Do you hold stocks in your portfolio? Do you want to build a strong portfolio? If yes, then it is all the more important for you to understand the type of stock that finds a place in your portfolio. Do you know that there are different types of stocks? I am sure most of us invest in stocks just by looking at the name of the company and in the company’s dividend policy or on the basis of expectation of appreciation in its market value. But a fact that most of the people are not aware of is that the technique of dealing with the different types of stocks are different. Therefore, you must be aware of the various types of stocks. Let us take a brief look at it:
- Slow Growers – These are the stocks which belong to the large sized companies and are established companies. The stock of these companies does not grow faster, in fact they are not expected to grow faster in comparison to the growth in economy. So, for these kinds of stocks, you should not expect capital yield. However, since these companies are established and stable companies, these stocks happen to yield a good return. Therefore, if you wish to hold a stock for long term and are more interested in hefty dividends year after year, then slow growers should be your choice. Generally, these companies grow at a rate of 5 to 7%. You will find most of the slow grower stocks in utility sector.
- Stalwarts – This kind of stocks also belongs to large sized companies but these companies usually grow at a rate of 10 to 15%. Due to the nature of the offerings of these companies, their stocks yield a good return even at the time of market downturn. If you purchase the stock of these companies at a right time and at right price, then you may earn a decent amount from your transactions. You will find most of the FMCG’s, Information Technology and pharmaceutical company’s stocks in this category. Therefore, if you wish to hold a stock for long period and/ or want a good return, then these stocks are surely your choice to invest in.
- Fast Growers – These stocks mainly belong to small sized companies with an aggressive growth rate of 20 to 25% per annum.
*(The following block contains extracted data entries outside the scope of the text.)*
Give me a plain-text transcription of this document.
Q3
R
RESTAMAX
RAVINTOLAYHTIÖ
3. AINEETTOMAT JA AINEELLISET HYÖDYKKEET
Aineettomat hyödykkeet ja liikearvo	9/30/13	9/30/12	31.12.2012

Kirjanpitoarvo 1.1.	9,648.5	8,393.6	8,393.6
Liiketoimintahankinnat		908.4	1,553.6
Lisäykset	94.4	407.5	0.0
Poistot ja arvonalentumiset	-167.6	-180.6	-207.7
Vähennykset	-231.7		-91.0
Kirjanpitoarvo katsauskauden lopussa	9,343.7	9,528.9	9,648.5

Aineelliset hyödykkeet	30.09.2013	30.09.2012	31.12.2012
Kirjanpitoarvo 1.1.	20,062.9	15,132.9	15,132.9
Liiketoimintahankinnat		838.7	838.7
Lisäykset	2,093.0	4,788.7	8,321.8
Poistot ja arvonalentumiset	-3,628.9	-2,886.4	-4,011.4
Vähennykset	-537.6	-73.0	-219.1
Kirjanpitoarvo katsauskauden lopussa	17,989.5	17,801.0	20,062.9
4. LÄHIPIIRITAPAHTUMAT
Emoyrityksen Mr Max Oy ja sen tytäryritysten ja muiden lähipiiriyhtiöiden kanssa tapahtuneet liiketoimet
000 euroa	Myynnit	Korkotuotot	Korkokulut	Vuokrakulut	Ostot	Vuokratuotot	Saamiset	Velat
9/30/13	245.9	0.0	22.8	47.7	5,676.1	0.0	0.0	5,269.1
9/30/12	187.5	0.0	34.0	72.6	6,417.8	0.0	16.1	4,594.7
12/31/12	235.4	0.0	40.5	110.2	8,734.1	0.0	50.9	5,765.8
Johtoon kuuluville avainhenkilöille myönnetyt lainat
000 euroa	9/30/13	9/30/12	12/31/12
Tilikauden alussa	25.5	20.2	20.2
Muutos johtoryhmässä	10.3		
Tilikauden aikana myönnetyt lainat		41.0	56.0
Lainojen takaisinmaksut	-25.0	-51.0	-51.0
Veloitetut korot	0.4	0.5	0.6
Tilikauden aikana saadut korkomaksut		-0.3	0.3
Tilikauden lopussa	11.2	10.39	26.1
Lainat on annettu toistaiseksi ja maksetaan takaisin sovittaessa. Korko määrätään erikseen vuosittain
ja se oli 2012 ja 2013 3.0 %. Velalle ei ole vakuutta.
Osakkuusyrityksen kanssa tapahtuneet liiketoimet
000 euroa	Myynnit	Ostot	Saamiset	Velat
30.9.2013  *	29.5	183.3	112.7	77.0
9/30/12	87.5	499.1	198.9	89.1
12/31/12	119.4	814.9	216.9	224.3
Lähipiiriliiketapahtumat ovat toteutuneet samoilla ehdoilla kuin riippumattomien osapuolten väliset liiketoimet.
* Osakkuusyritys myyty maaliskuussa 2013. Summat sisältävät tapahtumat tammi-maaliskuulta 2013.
Within a short span of time, these companies can give good returns. However, the word of caution for these companies is that the stocks are more volatile. If on one side, the stocks grow at a fast rate then on the other hand, the stocks of these companies are more risky.
- Cyclicals – These stocks belongs to those companies which are very inconsistent in terms of their revenue growth. During downturns, these companies may grow between 5 to 6% and in upturns, the rate of their growth may touch 18 to 20%. The stock prices are more predictable in line with the economical or industrial cycle. That is, the impact of economic conditions is felt on the stock prices of these companies. You will find the automobile companies, companies engaged in construction, metals, banking, etc. in this category. Therefore, you cannot expect a regular dividend from these stocks. However, you can expect a capital appreciation in the market value of the shares. But always remember, that with good returns, the stocks of these companies are highly volatile.
- Turnarounds – These stocks are the ones who because of various reasons are badly hampered in terms of prices and reputation but are expected to regain their market position quickly. If you can identify a turnaround stock and invest in it then within short span of time, you can get quick returns, more in terms of capital appreciation. However, these stocks are highly risky.
- Asset Plays – These stocks belong to those companies which are often overlooked by the market. The key assets that these companies held make them different from the other companies. These companies usually have huge capital reserves of they have huge investment in the real estate that has not been correctly valued. However, finding these companies is a daunting task. But these companies are a safe bet to invest in as even in downturns, these companies have assets to support their functioning.
Since now you know the type of stocks, you can identify the stocks in current or future portfolio and can strategize your investment decisions accordingly.